Exam 2 Flashcards
Who (1817-1868) declared that mental disorders were disorders of the brain?
Wilhelm Griesinger
Early 1900’s Freud claimed disorders arose from…
subconscious mind
What was going on in the 1930’s?
- Institutions were overflowing with severely mentally ill. Overcrowding.
- Rise in severe mentall illness attributed to great depression/WW2
- Psychosurgury took root
What was going on in the 1950s and later
Psychopharmacology
But sedation not treatment. Zombification, didn’t treat the disorder
Tranquilizing Chair
Benjamin Rush. American psychiatry.
Logic: claming and restraining the patient will help. Shock and shake back to sanity
Hydrotherapy and Wet Pack
Spray with water to stimulate.
Wrap in wet sheets.
Hot boxes and Lamps
Set to 98 degrees
Done to relax patients
How did insulin therapy work?
Dangerous and ineffective.
Dr Manfred Sakel
Give insulin to drop blood sugar and induce coma. Convulsive reaction
Wet shock: sweating and drooling
Dry Shock: full brain seziure
Use Glucose to bring out of induced coma
Intravenous injection of metrosol produced grand mal seizures
York Retreat
The Retreat opened in 1796 in the countryside outside York. Unlike mental institutions of the time, there were no chains or manacles, and physical punishment was banned. Treatment was based on personalised attention and benevolence, restoring the self-esteem and self-control of residents.
An exception of the time
What happened at July 1935 Second International Neurological Congress in London?
Dr. John Fulton showed bilateral resections of prefrontal cortex on chimps reduced aggressiveness (but were also devoid of emotional expression)
Said chimp’s IQ was still fine
Temperament negatively changed. Chimps would sake and kick, pull hair, urinate/defecate, but remoee the whole prefrontal cortex: now docile. Prefrontal cortex is temperament.
Who saw John Fulton at the conference and decided to start lobotomizing people right away?
Egas Moniz in 1935
Who nominated Egas Moniz for the nobel prize?
Walter Freeman
Prize won by Egas in 1949
Freeman popularized lobotomy in US
What connections did a lobotomy severe?
Connections between the prefrontal cortex and thalamus
What else did Freeman do?
Brought surgeon James Watts into his operation.
Created transorbital lobotomy
He thought 20-30% rates was good, even if people died. Still a win.
~3000 lobotomies between 1930-1950
Describe a lobotomy
Ice pick, shove through nose, break through thin bone, swirl around, severe white matter between prefrontal cortex and thalamus in less than 10 minutes. 25-30 procedures a day.
Rosemary Kennedy in 1941
Not successful surgery. Ended up incontinent. Impacted intelligence. Ended up hospitalized the rest of her life.

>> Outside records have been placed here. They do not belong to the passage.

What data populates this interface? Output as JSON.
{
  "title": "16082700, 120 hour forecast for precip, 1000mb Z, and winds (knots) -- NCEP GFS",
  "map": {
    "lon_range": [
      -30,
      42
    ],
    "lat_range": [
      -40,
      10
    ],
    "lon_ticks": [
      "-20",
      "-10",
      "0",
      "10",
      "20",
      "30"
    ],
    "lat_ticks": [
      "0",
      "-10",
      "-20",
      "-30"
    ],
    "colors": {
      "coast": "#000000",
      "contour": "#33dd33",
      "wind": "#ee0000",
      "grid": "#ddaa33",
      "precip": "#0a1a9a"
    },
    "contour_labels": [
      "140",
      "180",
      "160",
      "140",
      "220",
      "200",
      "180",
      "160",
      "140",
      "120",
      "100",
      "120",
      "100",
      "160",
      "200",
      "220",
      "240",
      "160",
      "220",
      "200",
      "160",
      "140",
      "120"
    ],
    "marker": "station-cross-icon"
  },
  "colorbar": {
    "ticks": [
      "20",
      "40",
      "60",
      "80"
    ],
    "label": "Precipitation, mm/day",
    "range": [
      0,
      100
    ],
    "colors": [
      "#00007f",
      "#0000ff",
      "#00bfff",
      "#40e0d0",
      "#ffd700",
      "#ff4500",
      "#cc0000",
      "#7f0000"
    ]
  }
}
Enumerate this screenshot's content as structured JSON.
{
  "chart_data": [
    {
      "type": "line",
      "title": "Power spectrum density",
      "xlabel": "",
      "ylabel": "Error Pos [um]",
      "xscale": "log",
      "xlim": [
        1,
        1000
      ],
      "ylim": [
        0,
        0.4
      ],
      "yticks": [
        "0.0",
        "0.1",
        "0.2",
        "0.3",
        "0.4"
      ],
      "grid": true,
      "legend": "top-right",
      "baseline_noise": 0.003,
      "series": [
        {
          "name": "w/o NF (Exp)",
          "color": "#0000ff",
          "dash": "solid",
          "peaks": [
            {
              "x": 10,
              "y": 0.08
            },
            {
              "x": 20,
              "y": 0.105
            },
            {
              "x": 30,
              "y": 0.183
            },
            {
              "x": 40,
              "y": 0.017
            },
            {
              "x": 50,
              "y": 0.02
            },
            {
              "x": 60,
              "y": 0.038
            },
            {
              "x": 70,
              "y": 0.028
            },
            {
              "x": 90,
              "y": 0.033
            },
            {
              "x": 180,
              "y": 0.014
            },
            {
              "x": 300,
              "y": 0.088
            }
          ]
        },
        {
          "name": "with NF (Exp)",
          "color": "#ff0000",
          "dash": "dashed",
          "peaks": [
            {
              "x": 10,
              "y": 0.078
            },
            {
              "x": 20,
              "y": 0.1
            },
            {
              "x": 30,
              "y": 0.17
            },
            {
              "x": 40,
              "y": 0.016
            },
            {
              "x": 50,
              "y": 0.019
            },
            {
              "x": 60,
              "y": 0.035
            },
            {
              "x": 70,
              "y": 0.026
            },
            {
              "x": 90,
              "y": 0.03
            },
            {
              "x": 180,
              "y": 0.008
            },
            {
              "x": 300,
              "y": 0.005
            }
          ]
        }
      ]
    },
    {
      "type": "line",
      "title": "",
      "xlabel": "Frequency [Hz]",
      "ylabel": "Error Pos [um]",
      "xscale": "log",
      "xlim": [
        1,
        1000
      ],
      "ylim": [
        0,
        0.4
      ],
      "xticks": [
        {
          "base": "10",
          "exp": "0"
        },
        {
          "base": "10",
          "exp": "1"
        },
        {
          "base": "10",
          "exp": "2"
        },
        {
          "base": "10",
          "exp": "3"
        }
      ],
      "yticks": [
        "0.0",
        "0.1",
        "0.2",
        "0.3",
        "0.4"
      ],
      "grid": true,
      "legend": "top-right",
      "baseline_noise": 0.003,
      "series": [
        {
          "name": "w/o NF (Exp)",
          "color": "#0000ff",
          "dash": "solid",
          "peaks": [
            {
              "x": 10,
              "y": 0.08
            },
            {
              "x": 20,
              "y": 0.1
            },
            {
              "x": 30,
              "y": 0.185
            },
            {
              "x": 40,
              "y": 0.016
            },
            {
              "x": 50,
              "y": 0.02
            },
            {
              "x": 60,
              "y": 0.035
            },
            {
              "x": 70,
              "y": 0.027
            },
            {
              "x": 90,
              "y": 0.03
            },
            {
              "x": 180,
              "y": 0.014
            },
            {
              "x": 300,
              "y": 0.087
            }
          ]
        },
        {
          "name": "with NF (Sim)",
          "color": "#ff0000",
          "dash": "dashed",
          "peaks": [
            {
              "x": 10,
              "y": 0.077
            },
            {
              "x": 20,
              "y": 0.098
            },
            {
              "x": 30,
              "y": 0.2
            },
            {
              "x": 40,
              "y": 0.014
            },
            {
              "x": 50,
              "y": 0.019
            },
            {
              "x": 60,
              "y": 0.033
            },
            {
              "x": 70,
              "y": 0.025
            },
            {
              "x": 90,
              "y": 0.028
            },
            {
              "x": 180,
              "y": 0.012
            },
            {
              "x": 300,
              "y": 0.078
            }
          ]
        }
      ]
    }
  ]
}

The fall of Freemen in the 1960s
1960’s lobotomy was highly reduced, complications, disappointing results, use of medication, societal shifts.
Medical license stripped, did lobotomy on same person 3x until she died.
Long term follow up of Freeman’s patients with schizophrenia showed 73% hospitalized again.
What does a lobotomized brain look like?
Brown discoloration over posterior aspect of right frontal lobe.
Mild bilateral atrophy of frontal gyri
Ablation of frontal white matter
Why did some people actually think lobotomies were humane?
Lack of effetive psychopharmacology
Overcrowding and sub-par conditions fo asylums
Social/financial burden of illness
mistreatment of patients
What two things can we take away from lobomoties?
- Follow up studies in patients are crucial
- Randomized controlled trials are gold-standard
Psychosurgury today
Not reversible, but viable today for some individuals
ECT today
session of ECT viable therapy, success to it. Require patients to have chronic severe drug resistant fail all conventional treatments. Severe depression. In 1 trial, 75% had some benefit.
Decision made by committee of physicians
How is ECT hypothesized to work?
Reboot computer, change brain chemistry/blood flow and how regions communicate
Changing syntaptic efficiency. More GABA released that can inhibit negative and perseverative throughts.
Long terms studies suggest memory not significantly affected, but some difficulties. Doesn’t outweigh no function or suicide.
Anterior Cingulotomy
Treats OCD
Cuts fibers between dorsal ACC and OFC, amygdala, Hippocampus (HC?)